For all the praise that has been lavished on Franz Schubert’s shade for the past two centuries, his skill at string quartet writing is sometimes underappreciated.
The earliest of his quartets are often dismissed as half-successful attempts at imitating Beethoven and Haydn, but I’ve yet to hear any quartet of his that didn’t contain some substantial moments of freshness and beauty. And while the Death and the Maiden Quartet is justly well-known, it’s the quartet that came next, the No. 15 (in G, D. 887, and his last), that in its beauty and mellifluous confidence shows a composer who has arrived, who is confident about his materials and able to make them do his songful bidding.
On Wednesday afternoon at the Duncan Theatre’s Stage West, the Classical Café series closed with a performance by the Euclid Quartet, founded originally in Cleveland and now based at Indiana University-South Bend. The Euclids closed the concert with this Schubert work on a program that also included music by Haydn and Puccini.
The quartet — violinists Jameson Cooper and Jacob Murphy, violist Luis Vargas and cellist Si-Yan Darren Li — played with thorough professionalism with and a rough-and-ready kind of personality that was highly expressive and compelling. It also had a considerable number of ensemble ragged edges, here in the Schubert and in the first half of the concert, which was surprising for a quartet of this caliber but not ultimately too distracting.
The first movement, like much of the work, has a wide variety of moods and sudden changes, and the Euclids did a good job of keeping a narrative in place in music that can sound random without it. Here, it sounded exciting and daring. In the second movement, cellist Li played the main theme with great beauty and tenderness, laying down the notes with stellar precision and a maximum of heartfelt emotion. He and his colleagues played the middle section with violence and power, making a standout contrast to the rest of the movement.
The Scherzo was not as fast as some versions I’ve heard, which probably helped its accuracy, and the Trio was prettiness itself, with a lovely reading by Li and Cooper. In the Finale, the word of the day was “drive,” and the Euclids pushed the music relentlessly home, with forcefulness but without losing track of a certain light bounce the movement needs to be effective.
The opening work on Wednesday’s program was the Quartet No. 61 (in D minor, Hob. III: 76) of Haydn, usually known as the Fifths Quartet for the first movement’s main theme, which is built out of two dropping fifths inside an octave. The Euclids played this full-bloodedly, with accompaniment figures sharp and bright rather than light and delicate, and that gave the music a strong sense of urgency. First violinist Cooper was nimble-fingered and fluid in the scampering virtuoso figures on top, but his intonation was sometimes hit-and-miss.
He was more on point for the second movement, with its graceful, floating variations of the primary theme, and here again, the accompaniment was subsidiary but not inconsequential; the other members of the quartet played with satisfying fullness.

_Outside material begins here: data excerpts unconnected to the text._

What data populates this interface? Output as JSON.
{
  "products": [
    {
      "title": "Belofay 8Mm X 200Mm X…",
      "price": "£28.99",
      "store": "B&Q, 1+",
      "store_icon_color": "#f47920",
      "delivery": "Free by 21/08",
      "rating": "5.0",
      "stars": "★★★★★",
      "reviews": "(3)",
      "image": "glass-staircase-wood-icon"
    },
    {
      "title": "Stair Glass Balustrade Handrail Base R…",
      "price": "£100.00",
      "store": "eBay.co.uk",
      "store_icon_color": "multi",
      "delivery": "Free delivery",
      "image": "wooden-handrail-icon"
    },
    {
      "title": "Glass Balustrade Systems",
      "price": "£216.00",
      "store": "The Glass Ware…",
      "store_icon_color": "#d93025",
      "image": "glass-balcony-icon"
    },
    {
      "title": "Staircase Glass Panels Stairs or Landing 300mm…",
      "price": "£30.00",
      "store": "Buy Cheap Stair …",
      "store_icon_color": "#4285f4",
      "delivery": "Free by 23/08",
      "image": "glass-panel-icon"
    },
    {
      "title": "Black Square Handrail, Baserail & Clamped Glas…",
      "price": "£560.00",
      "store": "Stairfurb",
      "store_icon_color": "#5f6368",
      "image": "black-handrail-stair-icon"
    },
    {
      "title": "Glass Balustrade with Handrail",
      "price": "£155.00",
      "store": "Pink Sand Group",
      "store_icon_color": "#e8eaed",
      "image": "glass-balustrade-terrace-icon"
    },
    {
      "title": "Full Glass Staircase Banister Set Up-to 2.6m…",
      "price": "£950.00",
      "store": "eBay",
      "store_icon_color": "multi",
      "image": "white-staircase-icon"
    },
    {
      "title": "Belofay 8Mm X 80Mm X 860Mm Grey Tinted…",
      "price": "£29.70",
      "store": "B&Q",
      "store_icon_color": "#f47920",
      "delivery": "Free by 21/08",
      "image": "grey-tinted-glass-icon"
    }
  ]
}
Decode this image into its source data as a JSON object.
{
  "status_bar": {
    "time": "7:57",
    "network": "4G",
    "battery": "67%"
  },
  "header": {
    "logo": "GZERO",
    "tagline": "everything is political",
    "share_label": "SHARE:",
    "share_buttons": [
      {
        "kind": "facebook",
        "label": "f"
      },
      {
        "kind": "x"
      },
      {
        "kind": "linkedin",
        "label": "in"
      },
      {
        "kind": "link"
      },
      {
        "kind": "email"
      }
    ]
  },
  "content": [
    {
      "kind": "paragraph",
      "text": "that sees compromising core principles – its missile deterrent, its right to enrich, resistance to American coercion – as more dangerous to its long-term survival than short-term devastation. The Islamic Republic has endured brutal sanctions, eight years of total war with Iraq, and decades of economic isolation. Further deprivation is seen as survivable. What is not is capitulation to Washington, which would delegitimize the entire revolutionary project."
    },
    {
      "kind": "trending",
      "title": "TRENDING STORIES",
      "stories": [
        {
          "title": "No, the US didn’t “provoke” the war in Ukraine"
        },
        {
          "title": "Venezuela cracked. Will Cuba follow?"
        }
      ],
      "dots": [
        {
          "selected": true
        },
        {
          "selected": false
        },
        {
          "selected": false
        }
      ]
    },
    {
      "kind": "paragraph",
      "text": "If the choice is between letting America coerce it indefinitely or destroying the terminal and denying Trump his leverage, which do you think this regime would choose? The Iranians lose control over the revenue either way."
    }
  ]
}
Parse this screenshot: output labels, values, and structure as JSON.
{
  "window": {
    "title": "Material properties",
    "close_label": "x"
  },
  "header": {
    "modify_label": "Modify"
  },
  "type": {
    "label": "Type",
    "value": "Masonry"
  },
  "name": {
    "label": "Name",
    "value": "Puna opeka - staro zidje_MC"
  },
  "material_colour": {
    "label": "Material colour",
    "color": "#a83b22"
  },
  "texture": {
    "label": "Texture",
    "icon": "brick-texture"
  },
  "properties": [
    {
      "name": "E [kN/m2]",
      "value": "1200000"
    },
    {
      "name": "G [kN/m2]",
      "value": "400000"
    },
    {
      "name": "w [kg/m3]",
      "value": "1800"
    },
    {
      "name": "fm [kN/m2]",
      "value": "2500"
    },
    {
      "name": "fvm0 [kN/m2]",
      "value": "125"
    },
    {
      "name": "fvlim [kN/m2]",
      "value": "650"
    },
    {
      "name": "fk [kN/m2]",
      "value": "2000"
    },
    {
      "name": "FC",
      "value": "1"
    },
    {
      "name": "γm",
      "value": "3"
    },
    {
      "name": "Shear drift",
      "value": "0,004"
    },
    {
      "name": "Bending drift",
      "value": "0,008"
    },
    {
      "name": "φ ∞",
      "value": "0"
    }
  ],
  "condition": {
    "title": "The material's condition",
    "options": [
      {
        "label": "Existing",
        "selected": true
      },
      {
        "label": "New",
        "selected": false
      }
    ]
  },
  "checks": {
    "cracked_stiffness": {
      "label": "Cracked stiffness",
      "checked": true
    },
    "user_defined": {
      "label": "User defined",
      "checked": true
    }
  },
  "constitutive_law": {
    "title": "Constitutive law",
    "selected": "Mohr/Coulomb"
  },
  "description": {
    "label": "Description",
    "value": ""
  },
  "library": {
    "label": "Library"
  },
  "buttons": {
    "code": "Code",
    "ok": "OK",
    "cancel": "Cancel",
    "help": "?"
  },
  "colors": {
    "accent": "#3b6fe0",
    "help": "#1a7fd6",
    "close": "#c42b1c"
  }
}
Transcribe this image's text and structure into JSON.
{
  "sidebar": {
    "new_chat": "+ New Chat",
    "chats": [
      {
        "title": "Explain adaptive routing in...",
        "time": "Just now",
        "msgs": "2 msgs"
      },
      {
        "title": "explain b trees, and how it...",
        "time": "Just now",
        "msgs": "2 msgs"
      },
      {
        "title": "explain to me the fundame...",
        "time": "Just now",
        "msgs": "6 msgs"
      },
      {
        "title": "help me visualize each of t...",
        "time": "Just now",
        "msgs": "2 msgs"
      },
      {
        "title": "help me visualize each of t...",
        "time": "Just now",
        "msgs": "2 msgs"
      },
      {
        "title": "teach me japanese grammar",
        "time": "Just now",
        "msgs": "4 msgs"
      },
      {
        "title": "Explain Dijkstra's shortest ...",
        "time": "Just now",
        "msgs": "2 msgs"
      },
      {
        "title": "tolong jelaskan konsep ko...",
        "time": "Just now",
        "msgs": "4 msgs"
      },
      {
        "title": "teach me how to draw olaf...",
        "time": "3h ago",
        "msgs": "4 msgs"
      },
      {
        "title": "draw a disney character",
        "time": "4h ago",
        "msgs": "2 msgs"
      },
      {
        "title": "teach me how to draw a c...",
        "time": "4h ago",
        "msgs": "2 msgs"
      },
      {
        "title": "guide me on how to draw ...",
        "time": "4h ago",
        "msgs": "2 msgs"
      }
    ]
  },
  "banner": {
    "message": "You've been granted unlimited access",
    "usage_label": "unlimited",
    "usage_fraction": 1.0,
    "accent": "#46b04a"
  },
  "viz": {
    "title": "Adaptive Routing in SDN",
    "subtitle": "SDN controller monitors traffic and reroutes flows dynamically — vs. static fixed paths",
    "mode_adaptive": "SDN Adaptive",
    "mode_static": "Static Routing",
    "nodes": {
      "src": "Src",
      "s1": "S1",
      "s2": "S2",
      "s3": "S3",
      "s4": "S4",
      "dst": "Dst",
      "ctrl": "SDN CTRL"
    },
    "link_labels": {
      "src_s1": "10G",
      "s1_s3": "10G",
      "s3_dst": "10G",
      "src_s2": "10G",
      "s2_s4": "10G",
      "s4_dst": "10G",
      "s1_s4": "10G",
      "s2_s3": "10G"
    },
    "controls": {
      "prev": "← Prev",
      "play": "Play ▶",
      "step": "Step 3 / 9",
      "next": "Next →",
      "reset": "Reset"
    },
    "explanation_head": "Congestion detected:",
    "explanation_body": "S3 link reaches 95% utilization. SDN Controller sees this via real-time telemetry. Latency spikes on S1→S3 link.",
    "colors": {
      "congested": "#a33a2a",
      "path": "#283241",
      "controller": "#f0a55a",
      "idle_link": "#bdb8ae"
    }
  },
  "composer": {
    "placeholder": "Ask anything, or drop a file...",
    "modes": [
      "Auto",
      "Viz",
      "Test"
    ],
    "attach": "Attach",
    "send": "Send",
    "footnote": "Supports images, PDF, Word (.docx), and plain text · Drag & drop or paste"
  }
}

The Minuet was tense and almost savage, with the players digging into the canonic-flavored theme with real gusto, then contrasted it very ably with the wonderful Trio, music that keeps the listener guessing with sudden dynamic shocks and surprise key changes. The Finale was admirably quick-footed and engaging to listen to, but again there were some over-exuberant ensemble moments where the proceedings sounded somewhat rough-edged. For the most part, though, this was aggressive, athletic Haydn, music for the outdoors, with the peruke left safely at home on a peg.
The Haydn was followed by Crisantemi, the miniature by Giacomo Puccini, written in 1890 while he was working on Manon Lescaut. Although he devoted his life to music for the theater, famously saying he was following a command from God to focus only on that genre, surely he was wrong: Puccini could easily have written fine instrumental music, and Crisantemi, while a bit too purple in its emotions, is the work of a composer who knew how to write effective music for the quartet medium.
To their great credit, the Euclid Quartet members did not overdo it, letting the music make its point through its sheer darkness and sorrowful melody, and by keeping a scrupulous balance among all the instruments, made it much more effective thereby. It was a lovely performance, and brought an audible sigh from several members of the relatively large audience in the Stage West theater.
As an encore, the Euclid played tango master Carlos Gardel’s well-known Por una cabeza, bringing to bear on this pleasant piece all the strength and muscle they’d shown in the Haydn and Schubert, and brought it across winningly.